2. Robustness and Scalability: Ensemble approaches demonstrated robustness, but issues such as scalability and computational cost need attention, especially when considering clinical deployment.
3. Clinical Applicability: While DL models showed promise, the integration with clinical workflows requires further refinements. Future work should aim at developing deployable solutions that can operate under real-world conditions, accounting for variability in imaging protocols.
4. Addressing Peeking: The challenge organizers brought to light issues like multiple submissions and peeking.
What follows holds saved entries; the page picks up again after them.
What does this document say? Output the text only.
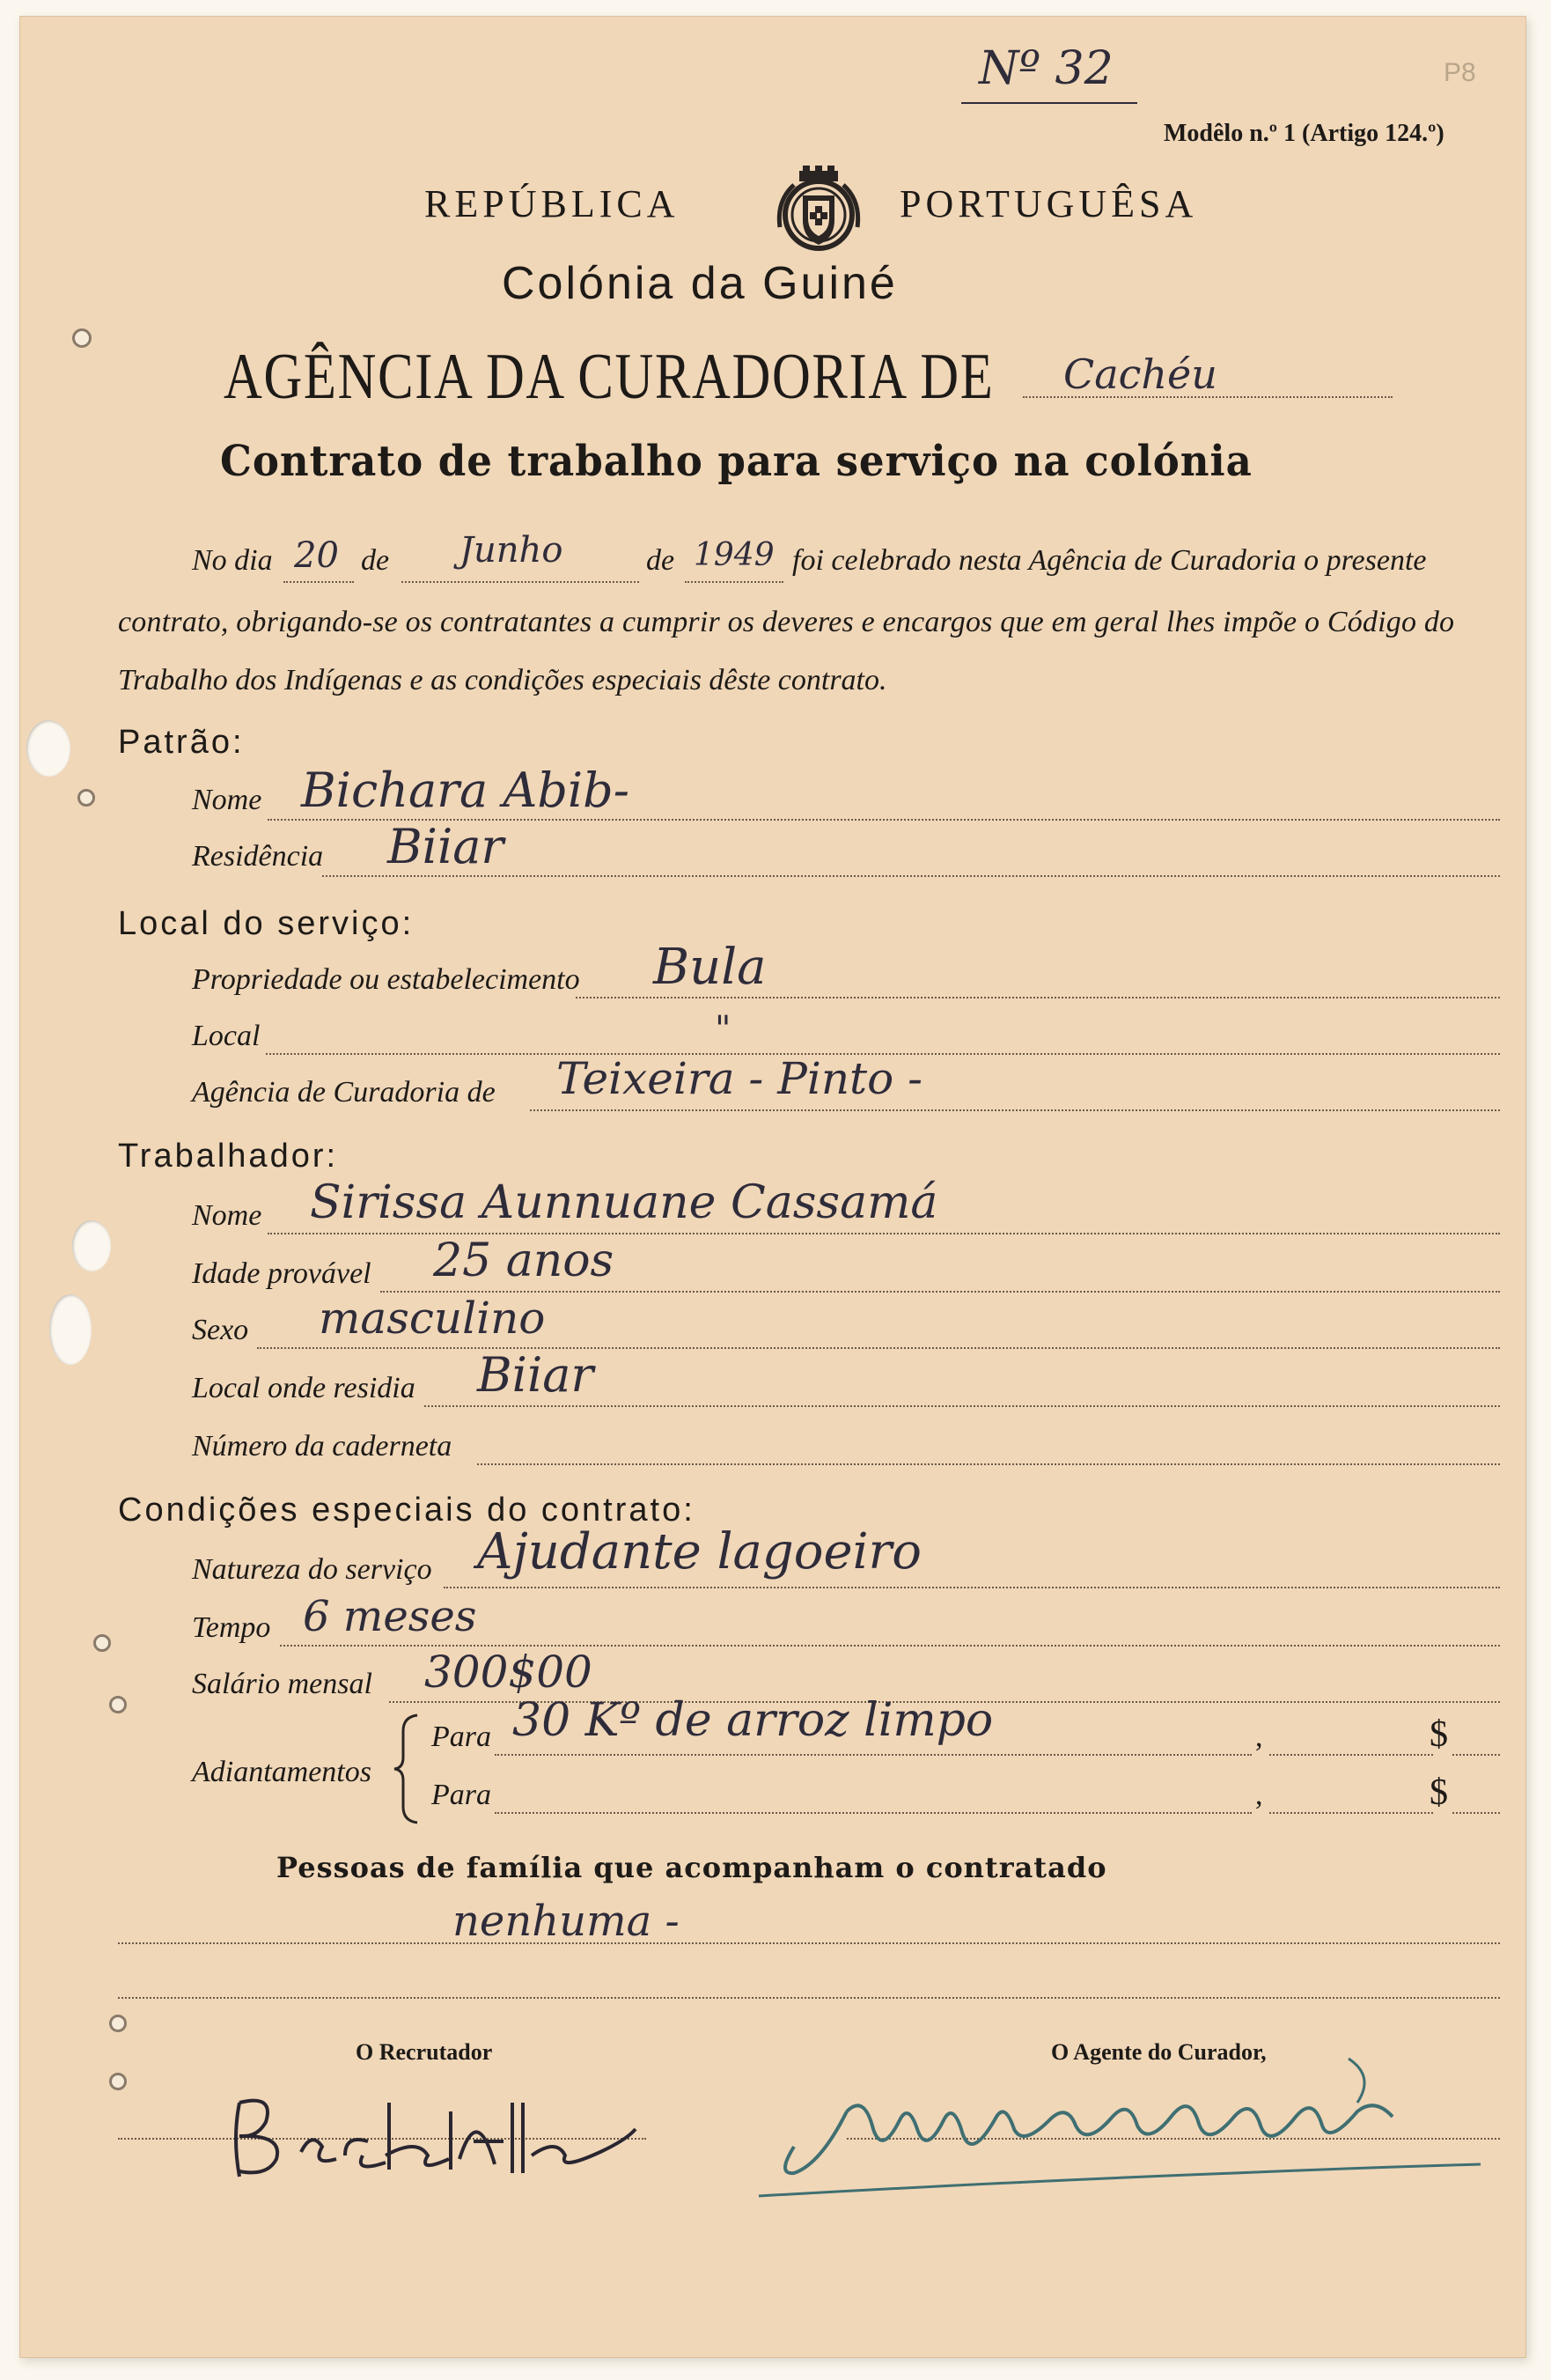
Nº 32	P8
Modêlo n.º 1 (Artigo 124.º)
REPÚBLICA	PORTUGUÊSA
Colónia da Guiné
AGÊNCIA DA CURADORIA DE Cachéu
Contrato de trabalho para serviço na colónia
No dia 20 de Junho	de 1949 foi celebrado nesta Agência de Curadoria o presente
contrato, obrigando-se os contratantes a cumprir os deveres e encargos que em geral lhes impõe o Código do
Trabalho dos Indígenas e as condições especiais dêste contrato.
Patrão:
Nome Bichara Abib-
Residência Biiar
Local do serviço:
Propriedade ou estabelecimento Bula
Local	"
Agência de Curadoria de Teixeira - Pinto -
Trabalhador:
Nome Sirissa Aunnuane Cassamá
Idade provável 25 anos
Sexo masculino
Local onde residia Biiar
Número da caderneta
Condições especiais do contrato:
Natureza do serviço Ajudante lagoeiro
Tempo 6 meses
Salário mensal 300$00
Adiantamentos
Para 30 Kº de arroz limpo	,	$
Para	,	$
Pessoas de família que acompanham o contratado
nenhuma -
O Recrutador	O Agente do Curador,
Strategies to ensure fair evaluation, including potential restrictions or requirements for open-source submissions, are necessary to uphold the scientific integrity of challenge results.

The CHAOS dataset remains a valuable resource for the community, encouraging continued experimentation and development of innovative methods with the potential to improve segmentation accuracy and utility in clinical practice. As deep learning evolves, remaining challenges, especially those concerning complex, cross-modality tasks, will likely see new solutions grounded in the integration of DL models with more traditional image processing approaches.